Acupuncture is used to stimulate the body’s Qi and clear blocked energy to promote well-being. It is not a quick fix. It is a modality of healing which assists and stimulates the body’s natural ability to heal itself.
What does the average person NOT understand about acupuncture?
In Traditional Chinese Medicine (TCM), the foundation to good health is balanced and free flowing Qi (life force) along the meridians. The goal of acupuncture is to bring balance to the energy pathways and support the body to heal itself. It involves the insertion of sterilized disposable needles at specific points along the body’s energy pathways to regulate Qi flow. Acupuncture helps to release the body’s natural painkillers (endorphins), immune system cells, neurotransmitters and hormones to stimulate the body in healing. It can help in a range of conditions including various pain and muscular conditions, stress, anxiety, insomnia, menstrual/ menopausal symptoms, infertility and digestive disorders.
What does it mean to practice “holistic nutrition”?
Holistic nutrition is recognizing that we are all individuals with different needs, it’s not a one size fits all methodology. Our bodies are unique and each requires an individualized approach for preventing, healing and promoting good health. The same symptom may have a different root cause in another individual.
Holistic nutrition looks at the person as a whole including diet, lifestyle, mental and emotional state. It focuses on eating natural whole foods to improve one’s health and providing the body with what it needs to heal.
What’s your philosophy around eating?
Listening to the body, finding the right balance and what works for me is key. Generally I’ll eat whole foods with a plant-based focus because my body feels at its best.
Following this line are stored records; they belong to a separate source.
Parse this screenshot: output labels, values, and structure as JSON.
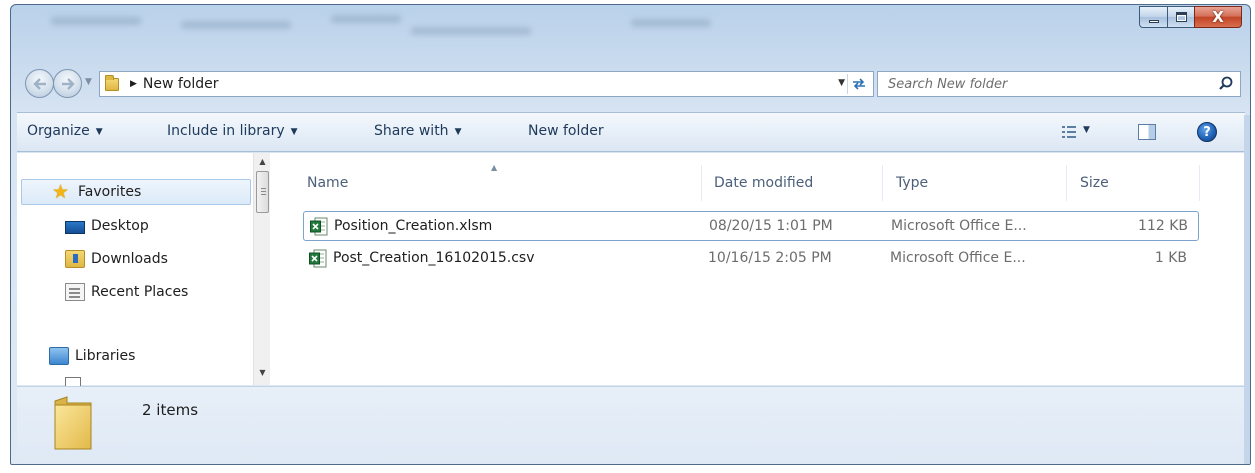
{
  "window": {
    "caption_buttons": [
      "minimize",
      "maximize",
      "close"
    ],
    "close_glyph": "X",
    "accent_color": "#b9d1ea"
  },
  "navigation": {
    "back_icon": "back-arrow-icon",
    "forward_icon": "forward-arrow-icon"
  },
  "address_bar": {
    "path_separator": "▶",
    "current_folder": "New folder",
    "dropdown_glyph": "▼",
    "refresh_glyph": "↹"
  },
  "search": {
    "placeholder": "Search New folder"
  },
  "toolbar": {
    "items": [
      {
        "label": "Organize",
        "has_dropdown": true
      },
      {
        "label": "Include in library",
        "has_dropdown": true
      },
      {
        "label": "Share with",
        "has_dropdown": true
      },
      {
        "label": "New folder",
        "has_dropdown": false
      }
    ],
    "caret": "▼",
    "help_glyph": "?"
  },
  "sidebar": {
    "items": [
      {
        "label": "Favorites",
        "icon": "star-icon",
        "selected": true
      },
      {
        "label": "Desktop",
        "icon": "desktop-icon"
      },
      {
        "label": "Downloads",
        "icon": "downloads-icon"
      },
      {
        "label": "Recent Places",
        "icon": "recent-places-icon"
      },
      {
        "label": "Libraries",
        "icon": "libraries-icon"
      }
    ]
  },
  "file_list": {
    "columns": [
      "Name",
      "Date modified",
      "Type",
      "Size"
    ],
    "sort_glyph": "▲",
    "rows": [
      {
        "name": "Position_Creation.xlsm",
        "date": "08/20/15 1:01 PM",
        "type": "Microsoft Office E...",
        "size": "112 KB",
        "icon": "excel-file-icon",
        "focused": true
      },
      {
        "name": "Post_Creation_16102015.csv",
        "date": "10/16/15 2:05 PM",
        "type": "Microsoft Office E...",
        "size": "1 KB",
        "icon": "excel-file-icon",
        "focused": false
      }
    ]
  },
  "details_pane": {
    "item_count": "2 items"
  }
}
I’ll include complex carbohydrates, healthy fats, and lean protein with plenty of water along with a few indulgences because it feeds the soul.
What has inspired you to do the work you do?
I grew up in a household eating mostly whole unprocessed food, cooking from scratch and using foods/herbs for healing. I have personally experienced the benefits of acupuncture and eating a whole foods diet and this has led me on a path to helping others achieve optimal health. Whether it’s holistic nutrition or acupuncture, education and guidance is important. It empowers individuals to take ownership of their health.
Listening to the body, finding the right balance and what works for me is key.
What gifts do you believe Traditional Chinese medicine has to offer Westerners?
Traditional Chinese Medicine is still mainly used as an alternative or complementary modality to Western medicine. However it has gained popularity over the years and I see more people incorporating TCM into their lifestyle as a way to rebalance and manage their health. It can help maintain and improve quality of life as well as decrease many symptoms for those suffering with health conditions.
What’s the one thing you believe our readers could do to initiate a “spring cleaning” in their lives?
Have a glass of warm water with freshly squeezed lemon juice every morning.